“Gallery 3010,” which celebrates the 30th anniversary of Sfeir-Semler Gallery and the 10th anniversary of its Beirut branch, asks what it means to exhibit objects and ideas in a gallery environment, and interrogates the relationship between the gallery and its context. Bringing together artists from different generations, contexts, and sensibilities, the works that spread across the gallery’s industrial space nonetheless share an aesthetic and approach that carry traces of Minimalism and Institutional Critique.
The exhibition is anchored by Robert Barry’s sketch of 1:4:1 (1968)—a white cord extending from the floor to the ceiling with two horizontal sections at each end—which draws attention to the invited artists’ relationship to space. The walls of the gallery serve, both physically and metaphorically, as a surface for artists to play off, and Barry’s notion of presence through invisibility—the thin white line, held in place by a tiny hook, seems barely there—is a common theme in the exhibition, questioning the meaning of making objects now, here, in this context.
Rabih Mroué’s The Crocodile Who Ate The Sun (2015) consists of a set of 12 framed photographs, presented in a row next to a wall text and, underneath it, a small shelf with leaflets, and the work resonates with an awareness of its own objecthood (though in a different sense from the self-conscious theatricality proposed by Michael Fried). The text, in English, informs visitors that the leaflets are reproductions of an original that “fell from the sky” in 1982, dropped over Lebanon by the Israeli Air Force. The artist presented these leaflets to his friends, and the photographs document their reactions—the leaflets torn, burnt, creased, and crumpled into balls. Mroué thus brings a staged event into the gallery, objectifying an experience that conjures up an earlier one to recognize the problematic nature of commemoration. Every commemorative act excludes another, so is there a more effective way to remember than through the gestures of these individuals? The violence inflicted on the leaflets, monumentalized through the act of photographing and framing them, is appropriate to the politically sterilizing space of the gallery.
Iman Issa’s Material for a sculpture commemorating a blind man who became a great writer, opening up an unparalleled world of possibilities to the people of his nation (2010–2012), a flickering tube monitor atop a flared pedestal, is a monument for our present, dysfuntional times, remembering and commemorating through the absence of an image, aware of its own platform, an object that acknowledges its own representational failure.
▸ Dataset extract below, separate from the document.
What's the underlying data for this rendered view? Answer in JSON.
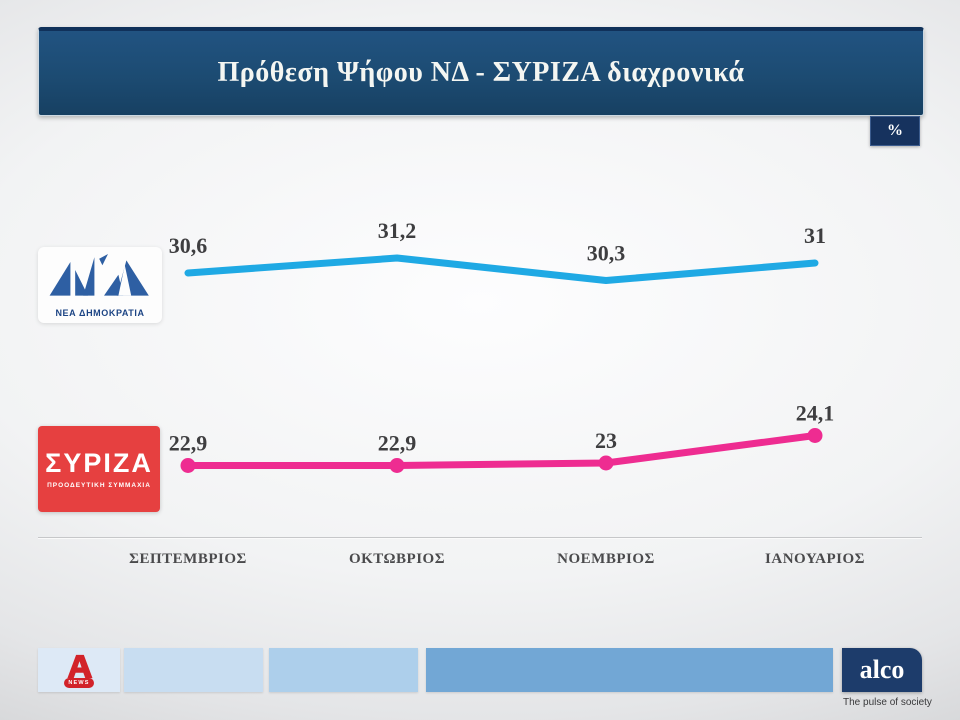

Bringing the exhibition full circle, Marwan Rechmaoui’s mural Untitled (2015) addresses the possibility of painting or, rather, mark-making to inspire a greater awareness of the city that the viewer inhabits. An expanded painting composed in concrete, plastic, and paint, the work combines physical materials from Beirut’s urban landscape with a picture of an ominous-looking building. In a changing city (perhaps not so ironically, one of the hippest bars in Beirut is called Under Construction), the act of building is destructive, defeating the two-dimensionality of any purely pictorial representation. Questioning the boundaries, or lack thereof, of the overlapping spaces that we inhabit, Rechmaoui’s large-scale work is an ode to the quotidian reality of the city and the region.
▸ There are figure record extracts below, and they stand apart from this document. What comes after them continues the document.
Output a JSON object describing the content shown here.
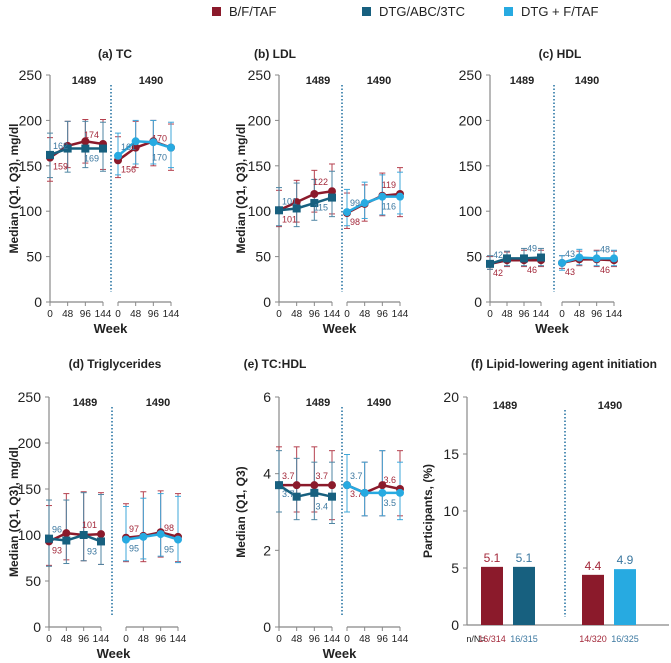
{
  "legend": {
    "items": [
      {
        "label": "B/F/TAF",
        "color": "#8b1a2b"
      },
      {
        "label": "DTG/ABC/3TC",
        "color": "#17607f"
      },
      {
        "label": "DTG + F/TAF",
        "color": "#27aae1"
      }
    ]
  },
  "chart_data": [
    {
      "id": "a",
      "type": "line",
      "title": "(a) TC",
      "ylabel": "Median (Q1, Q3), mg/dl",
      "xlabel": "Week",
      "ylim": [
        0,
        250
      ],
      "yticks": [
        0,
        50,
        100,
        150,
        200,
        250
      ],
      "x": [
        0,
        48,
        96,
        144
      ],
      "studies": [
        {
          "name": "1489",
          "series": [
            {
              "name": "B/F/TAF",
              "values": [
                159,
                172,
                177,
                174
              ],
              "q1": [
                133,
                148,
                153,
                146
              ],
              "q3": [
                181,
                199,
                201,
                201
              ],
              "labels": [
                {
                  "i": 0,
                  "text": "159",
                  "pos": "below"
                },
                {
                  "i": 3,
                  "text": "174",
                  "pos": "above-left"
                }
              ]
            },
            {
              "name": "DTG/ABC/3TC",
              "values": [
                162,
                169,
                169,
                169
              ],
              "q1": [
                137,
                143,
                148,
                144
              ],
              "q3": [
                186,
                199,
                199,
                198
              ],
              "labels": [
                {
                  "i": 0,
                  "text": "162",
                  "pos": "above"
                },
                {
                  "i": 3,
                  "text": "169",
                  "pos": "below-left"
                }
              ]
            }
          ]
        },
        {
          "name": "1490",
          "series": [
            {
              "name": "B/F/TAF",
              "values": [
                156,
                170,
                177,
                170
              ],
              "q1": [
                137,
                148,
                150,
                145
              ],
              "q3": [
                182,
                199,
                200,
                196
              ],
              "labels": [
                {
                  "i": 0,
                  "text": "156",
                  "pos": "below"
                },
                {
                  "i": 3,
                  "text": "170",
                  "pos": "above-left"
                }
              ]
            },
            {
              "name": "DTG + F/TAF",
              "values": [
                161,
                177,
                176,
                170
              ],
              "q1": [
                140,
                152,
                152,
                148
              ],
              "q3": [
                186,
                200,
                200,
                198
              ],
              "labels": [
                {
                  "i": 0,
                  "text": "161",
                  "pos": "above"
                },
                {
                  "i": 3,
                  "text": "170",
                  "pos": "below-left"
                }
              ]
            }
          ]
        }
      ]
    },
    {
      "id": "b",
      "type": "line",
      "title": "(b) LDL",
      "ylabel": "Median (Q1, Q3), mg/dl",
      "xlabel": "Week",
      "ylim": [
        0,
        250
      ],
      "yticks": [
        0,
        50,
        100,
        150,
        200,
        250
      ],
      "x": [
        0,
        48,
        96,
        144
      ],
      "studies": [
        {
          "name": "1489",
          "series": [
            {
              "name": "B/F/TAF",
              "values": [
                101,
                110,
                119,
                122
              ],
              "q1": [
                83,
                88,
                99,
                97
              ],
              "q3": [
                123,
                134,
                145,
                152
              ],
              "labels": [
                {
                  "i": 0,
                  "text": "101",
                  "pos": "below"
                },
                {
                  "i": 3,
                  "text": "122",
                  "pos": "above-left"
                }
              ]
            },
            {
              "name": "DTG/ABC/3TC",
              "values": [
                101,
                103,
                109,
                115
              ],
              "q1": [
                84,
                83,
                90,
                94
              ],
              "q3": [
                126,
                131,
                135,
                144
              ],
              "labels": [
                {
                  "i": 0,
                  "text": "101",
                  "pos": "above"
                },
                {
                  "i": 3,
                  "text": "115",
                  "pos": "below-left"
                }
              ]
            }
          ]
        },
        {
          "name": "1490",
          "series": [
            {
              "name": "B/F/TAF",
              "values": [
                98,
                108,
                117,
                119
              ],
              "q1": [
                81,
                89,
                95,
                94
              ],
              "q3": [
                120,
                129,
                142,
                148
              ],
              "labels": [
                {
                  "i": 0,
                  "text": "98",
                  "pos": "below"
                },
                {
                  "i": 3,
                  "text": "119",
                  "pos": "above-left"
                }
              ]
            },
            {
              "name": "DTG + F/TAF",
              "values": [
                99,
                109,
                116,
                116
              ],
              "q1": [
                84,
                92,
                96,
                97
              ],
              "q3": [
                124,
                132,
                140,
                143
              ],
              "labels": [
                {
                  "i": 0,
                  "text": "99",
                  "pos": "above"
                },
                {
                  "i": 3,
                  "text": "116",
                  "pos": "below-left"
                }
              ]
            }
          ]
        }
      ]
    },
    {
      "id": "c",
      "type": "line",
      "title": "(c) HDL",
      "ylabel": "",
      "xlabel": "Week",
      "ylim": [
        0,
        250
      ],
      "yticks": [
        0,
        50,
        100,
        150,
        200,
        250
      ],
      "x": [
        0,
        48,
        96,
        144
      ],
      "studies": [
        {
          "name": "1489",
          "series": [
            {
              "name": "B/F/TAF",
              "values": [
                42,
                46,
                46,
                46
              ],
              "q1": [
                36,
                39,
                39,
                39
              ],
              "q3": [
                50,
                55,
                57,
                57
              ],
              "labels": [
                {
                  "i": 0,
                  "text": "42",
                  "pos": "below"
                },
                {
                  "i": 3,
                  "text": "46",
                  "pos": "below-left"
                }
              ]
            },
            {
              "name": "DTG/ABC/3TC",
              "values": [
                42,
                48,
                48,
                49
              ],
              "q1": [
                36,
                40,
                40,
                40
              ],
              "q3": [
                51,
                56,
                59,
                59
              ],
              "labels": [
                {
                  "i": 0,
                  "text": "42",
                  "pos": "above"
                },
                {
                  "i": 3,
                  "text": "49",
                  "pos": "above-left"
                }
              ]
            }
          ]
        },
        {
          "name": "1490",
          "series": [
            {
              "name": "B/F/TAF",
              "values": [
                43,
                47,
                47,
                46
              ],
              "q1": [
                37,
                40,
                39,
                39
              ],
              "q3": [
                51,
                56,
                57,
                56
              ],
              "labels": [
                {
                  "i": 0,
                  "text": "43",
                  "pos": "below"
                },
                {
                  "i": 3,
                  "text": "46",
                  "pos": "below-left"
                }
              ]
            },
            {
              "name": "DTG + F/TAF",
              "values": [
                43,
                49,
                48,
                48
              ],
              "q1": [
                35,
                41,
                40,
                40
              ],
              "q3": [
                51,
                58,
                56,
                57
              ],
              "labels": [
                {
                  "i": 0,
                  "text": "43",
                  "pos": "above"
                },
                {
                  "i": 3,
                  "text": "48",
                  "pos": "above-left"
                }
              ]
            }
          ]
        }
      ]
    },
    {
      "id": "d",
      "type": "line",
      "title": "(d) Triglycerides",
      "ylabel": "Median (Q1, Q3), mg/dl",
      "xlabel": "Week",
      "ylim": [
        0,
        250
      ],
      "yticks": [
        0,
        50,
        100,
        150,
        200,
        250
      ],
      "x": [
        0,
        48,
        96,
        144
      ],
      "studies": [
        {
          "name": "1489",
          "series": [
            {
              "name": "B/F/TAF",
              "values": [
                93,
                102,
                100,
                101
              ],
              "q1": [
                67,
                73,
                72,
                68
              ],
              "q3": [
                132,
                145,
                147,
                146
              ],
              "labels": [
                {
                  "i": 0,
                  "text": "93",
                  "pos": "below"
                },
                {
                  "i": 3,
                  "text": "101",
                  "pos": "above-left"
                }
              ]
            },
            {
              "name": "DTG/ABC/3TC",
              "values": [
                96,
                94,
                100,
                93
              ],
              "q1": [
                66,
                69,
                72,
                68
              ],
              "q3": [
                138,
                138,
                146,
                144
              ],
              "labels": [
                {
                  "i": 0,
                  "text": "96",
                  "pos": "above"
                },
                {
                  "i": 3,
                  "text": "93",
                  "pos": "below-left"
                }
              ]
            }
          ]
        },
        {
          "name": "1490",
          "series": [
            {
              "name": "B/F/TAF",
              "values": [
                97,
                99,
                103,
                98
              ],
              "q1": [
                71,
                71,
                76,
                71
              ],
              "q3": [
                134,
                147,
                148,
                145
              ],
              "labels": [
                {
                  "i": 0,
                  "text": "97",
                  "pos": "above"
                },
                {
                  "i": 3,
                  "text": "98",
                  "pos": "above-left"
                }
              ]
            },
            {
              "name": "DTG + F/TAF",
              "values": [
                95,
                98,
                101,
                95
              ],
              "q1": [
                72,
                74,
                77,
                70
              ],
              "q3": [
                131,
                140,
                145,
                142
              ],
              "labels": [
                {
                  "i": 0,
                  "text": "95",
                  "pos": "below"
                },
                {
                  "i": 3,
                  "text": "95",
                  "pos": "below-left"
                }
              ]
            }
          ]
        }
      ]
    },
    {
      "id": "e",
      "type": "line",
      "title": "(e) TC:HDL",
      "ylabel": "Median (Q1, Q3)",
      "xlabel": "Week",
      "ylim": [
        0,
        6
      ],
      "yticks": [
        0,
        2,
        4,
        6
      ],
      "x": [
        0,
        48,
        96,
        144
      ],
      "studies": [
        {
          "name": "1489",
          "series": [
            {
              "name": "B/F/TAF",
              "values": [
                3.7,
                3.7,
                3.7,
                3.7
              ],
              "q1": [
                3.0,
                3.0,
                3.0,
                2.8
              ],
              "q3": [
                4.7,
                4.7,
                4.7,
                4.6
              ],
              "labels": [
                {
                  "i": 0,
                  "text": "3.7",
                  "pos": "above"
                },
                {
                  "i": 3,
                  "text": "3.7",
                  "pos": "above-left"
                }
              ]
            },
            {
              "name": "DTG/ABC/3TC",
              "values": [
                3.7,
                3.4,
                3.5,
                3.4
              ],
              "q1": [
                3.0,
                2.8,
                2.8,
                2.7
              ],
              "q3": [
                4.6,
                4.4,
                4.3,
                4.3
              ],
              "labels": [
                {
                  "i": 0,
                  "text": "3.7",
                  "pos": "below"
                },
                {
                  "i": 3,
                  "text": "3.4",
                  "pos": "below-left"
                }
              ]
            }
          ]
        },
        {
          "name": "1490",
          "series": [
            {
              "name": "B/F/TAF",
              "values": [
                3.7,
                3.5,
                3.7,
                3.6
              ],
              "q1": [
                3.0,
                2.9,
                2.9,
                2.9
              ],
              "q3": [
                4.5,
                4.3,
                4.6,
                4.6
              ],
              "labels": [
                {
                  "i": 0,
                  "text": "3.7",
                  "pos": "below"
                },
                {
                  "i": 3,
                  "text": "3.6",
                  "pos": "above-left"
                }
              ]
            },
            {
              "name": "DTG + F/TAF",
              "values": [
                3.7,
                3.5,
                3.5,
                3.5
              ],
              "q1": [
                3.0,
                2.9,
                2.9,
                2.8
              ],
              "q3": [
                4.5,
                4.3,
                4.6,
                4.3
              ],
              "labels": [
                {
                  "i": 0,
                  "text": "3.7",
                  "pos": "above"
                },
                {
                  "i": 3,
                  "text": "3.5",
                  "pos": "below-left"
                }
              ]
            }
          ]
        }
      ]
    },
    {
      "id": "f",
      "type": "bar",
      "title": "(f) Lipid-lowering agent initiation",
      "ylabel": "Participants, (%)",
      "xlabel": "",
      "ylim": [
        0,
        20
      ],
      "yticks": [
        0,
        5,
        10,
        15,
        20
      ],
      "nN_label": "n/N=",
      "groups": [
        {
          "name": "1489",
          "bars": [
            {
              "series": "B/F/TAF",
              "value": 5.1,
              "label": "5.1",
              "nN": "16/314"
            },
            {
              "series": "DTG/ABC/3TC",
              "value": 5.1,
              "label": "5.1",
              "nN": "16/315"
            }
          ]
        },
        {
          "name": "1490",
          "bars": [
            {
              "series": "B/F/TAF",
              "value": 4.4,
              "label": "4.4",
              "nN": "14/320"
            },
            {
              "series": "DTG + F/TAF",
              "value": 4.9,
              "label": "4.9",
              "nN": "16/325"
            }
          ]
        }
      ]
    }
  ]
}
The question emerges: what are the new forms of political labor that can be invented through/against art in the white cube? A gallery’s walls can insulate the space from the world—entombing its guests like the dining room in Luis Buñuel’s The Exterminating Angel. The artists in this show seek to ensure that the wall dividing the gallery from the city remains permeable, that the inside corresponds with the outside.